To compare the impact of ezetimibe and proprotein convertase subtilisin/kexin type 9 (PCSK9) inhibitors on cardiovascular outcomes in adults taking maximally tolerated statin therapy or who are statin intolerant.
Medline, EMBASE, and Cochrane Library up to 31 December 2020.
Eligibility criteria for selecting studies
Randomised controlled trials of ezetimibe and PCSK9 inhibitors with ≥500 patients and follow-up of ≥6 months.
Main outcome measures
We performed frequentist fixed-effects network meta-analysis and GRADE (grading of recommendations, assessment, development, and evaluation) to assess certainty of evidence. Results included relative risks (RR) and absolute risks per 1000 patients treated for five years for non-fatal myocardial infarction (MI), non-fatal stroke, all-cause mortality, and cardiovascular mortality. We estimated absolute risk differences assuming constant RR (estimated from network meta-analysis) across different baseline therapies and cardiovascular risk thresholds; the PREDICT risk calculator estimated cardiovascular risk in primary and secondary prevention. Patients were categorised at low to very high cardiovascular risk. A guideline panel and systematic review authors established the minimal important differences (MID) of 12 per 1000 for MI and 10 per 1000 for stroke.
We identified 14 trials assessing ezetimibe and PCSK9 inhibitors among 83 660 adults using statins. Adding ezetimibe to statins reduced MI (RR 0.87 (95% confidence interval 0.80 to 0.94)) and stroke (RR 0.82 (0.71 to 0.96)) but not all-cause mortality (RR 0.99 (0.92 to 1.06)) or cardiovascular mortality (RR 0.97 (0.87 to 1.09)). Similarly, adding PCSK9 inhibitor to statins reduced MI (0.81 (0.76 to 0.87)) and stroke (0.74 (0.64 to 0.85)) but not all-cause (0.95 (0.87 to 1.03)) or cardiovascular mortality (0.95 (0.87 to 1.03)). Among adults with very high cardiovascular risk, adding PCSK9 inhibitor was likely to reduce MI (16 per 1000) and stroke (21 per 1000) (moderate to high certainty); whereas adding ezetimibe was likely to reduce stroke (14 per 1000), but the reduction of MI (11 per 1000) (moderate certainty) did not reach MID. Adding ezetimibe to PCSK9 inhibitor and statin may reduce stroke (11 per 1000), but the reduction of MI (9 per 1000) (low certainty) did not reach MID. Adding PCSK9 inhibitors to statins and ezetimibe may reduce MI (14 per 1000) and stroke (17 per 1000) (low certainty). Among adults with high cardiovascular risk, adding PCSK9 inhibitor probably reduced MI (12 per 1000) and stroke (16 per 1000) (moderate certainty); adding ezetimibe probably reduced stroke (11 per 1000), but the reduction in MI did not achieve MID (8 per 1000) (moderate certainty).

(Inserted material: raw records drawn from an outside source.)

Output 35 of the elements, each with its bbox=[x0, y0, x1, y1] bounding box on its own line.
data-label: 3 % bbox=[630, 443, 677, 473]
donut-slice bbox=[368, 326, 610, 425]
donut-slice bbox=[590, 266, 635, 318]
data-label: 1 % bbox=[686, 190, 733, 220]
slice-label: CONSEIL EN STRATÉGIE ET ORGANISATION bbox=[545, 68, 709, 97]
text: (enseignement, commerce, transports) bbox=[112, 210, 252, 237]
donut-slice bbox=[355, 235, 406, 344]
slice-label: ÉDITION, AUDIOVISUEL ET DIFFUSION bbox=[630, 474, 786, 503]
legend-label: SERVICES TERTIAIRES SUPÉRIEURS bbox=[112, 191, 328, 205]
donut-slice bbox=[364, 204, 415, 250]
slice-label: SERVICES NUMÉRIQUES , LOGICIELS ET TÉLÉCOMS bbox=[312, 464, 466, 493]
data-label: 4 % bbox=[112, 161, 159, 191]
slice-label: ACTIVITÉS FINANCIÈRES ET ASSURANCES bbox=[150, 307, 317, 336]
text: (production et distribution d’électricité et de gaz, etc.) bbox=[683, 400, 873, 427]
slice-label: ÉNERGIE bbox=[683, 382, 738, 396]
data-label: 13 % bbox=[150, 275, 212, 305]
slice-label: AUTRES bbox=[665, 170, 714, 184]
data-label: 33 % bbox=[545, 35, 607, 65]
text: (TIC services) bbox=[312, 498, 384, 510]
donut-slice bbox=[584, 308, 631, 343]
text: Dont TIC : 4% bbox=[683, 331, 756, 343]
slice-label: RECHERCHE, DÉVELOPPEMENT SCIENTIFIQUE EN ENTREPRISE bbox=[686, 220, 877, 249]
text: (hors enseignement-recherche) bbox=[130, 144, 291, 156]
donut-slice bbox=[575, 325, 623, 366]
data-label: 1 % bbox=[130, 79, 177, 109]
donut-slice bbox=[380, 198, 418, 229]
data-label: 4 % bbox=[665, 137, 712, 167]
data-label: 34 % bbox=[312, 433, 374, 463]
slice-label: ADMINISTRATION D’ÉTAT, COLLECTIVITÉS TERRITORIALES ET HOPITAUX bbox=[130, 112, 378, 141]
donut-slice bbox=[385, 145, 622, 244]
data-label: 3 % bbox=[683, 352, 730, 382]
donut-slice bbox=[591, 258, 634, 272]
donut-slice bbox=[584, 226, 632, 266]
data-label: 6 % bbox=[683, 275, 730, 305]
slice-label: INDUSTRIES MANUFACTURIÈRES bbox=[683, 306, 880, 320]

Adding ezetimibe to PCSK9 inhibitor and statins did not reduce outcomes beyond MID, while adding PCSK9 inhibitor to ezetimibe and statins may reduce stroke (13 per 1000). These effects were consistent in statin-intolerant patients. Among moderate and low cardiovascular risk groups, adding PCSK9 inhibitor or ezetimibe to statins yielded little or no benefit for MI and stroke.
Ezetimibe or PCSK9 inhibitors may reduce non-fatal MI and stroke in adults at very high or high cardiovascular risk who are receiving maximally tolerated statin therapy or are statin-intolerant, but not in those with moderate and low cardiovascular risk.